Объехал два, три соседние дома, — то же самое. На Николин день в селе ярмарка. Зашел на поповку, побеседовал с духовными, стараясь между речами узнать что-нибудь о причинах неудовольствия крестьян на Дена, но от всех один ответ, что Стюарт Яковлевич — такой управитель, какого и в свете нет. Просто, говорят, отец родной для мужика. Что тут делать? Верно, думаю себе, в самом деле врут мужики.

Так приходилось ни с чем и ехать в губернский город.

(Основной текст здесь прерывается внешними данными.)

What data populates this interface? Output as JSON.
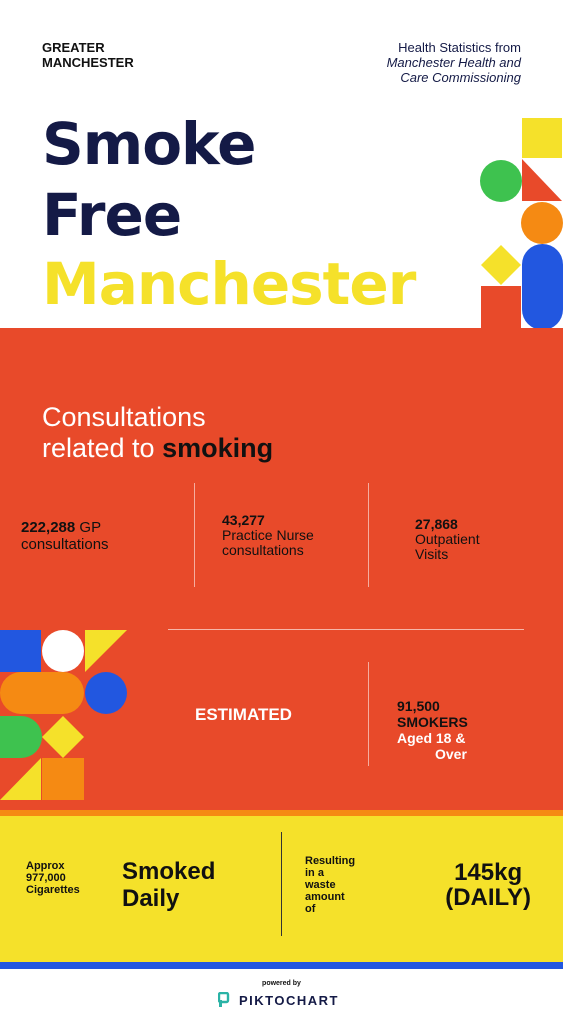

В городе К. я заехал, без всякой цели, к старому приятелю моего покойного отца, купцу Рукавичникову. Я хотел только обогреться у старика чайком, пока мне приведут почтовых лошадей, но он ни за что не хотел отпустить меня без обеда. «У меня, — говорит, — сегодня младший сынок именинник; пирог в печи сидит; а я тебя пущу! И не думай! А то вот призову старуху с невестками и велю кланяться».

Надо было оставаться.

— Тем часом пойдем чайку попьем, — сказал мне Рукавичников.

Нам подали на мезонин брюхастый самовар, и мы с хозяином засели за чай.

— Ты что, парень, был у нас волей, неволей или своей охотой? — спросил у меня Рукавичников, когда мы уселись и он запарил чай и покрыл чайник белым полотенцем.

— Да и волей, и неволей, и своей охотой, Петр Ананьич, — отвечал я.

Я знаю, что Петр Ананьич человек умный, скромный и весь уезд знает как свои пять пальцев.

— Вот, — говорю, — какое дело, и пустое, да и мудреное, — и рассказал ему свое поручение.

Петр Ананьич слушал меня внимательно и во время рассказа несколько раз улыбался; а когда я кончил, проговорил только:

— Это, парень, не пустое дело.

— А вы знаете Дена?

— Как, сударь, не знать!

— Ну, что о нем скажете?

— Да что ж о нем сказать? — проговорил старик, разведя руками, — хороший барин.

— Хороший?

— Да как же не хороший!

— Честный?

— И покору ему этим нет.

— Строг уж, что ли, очень?

— Ничего ни капли не строг он.

— Что ж это, с чего на него жалуются-то?

— А как тебе сказать… очень хорош, — похуже надо, вот и жалобы. Не по нутру мужикам.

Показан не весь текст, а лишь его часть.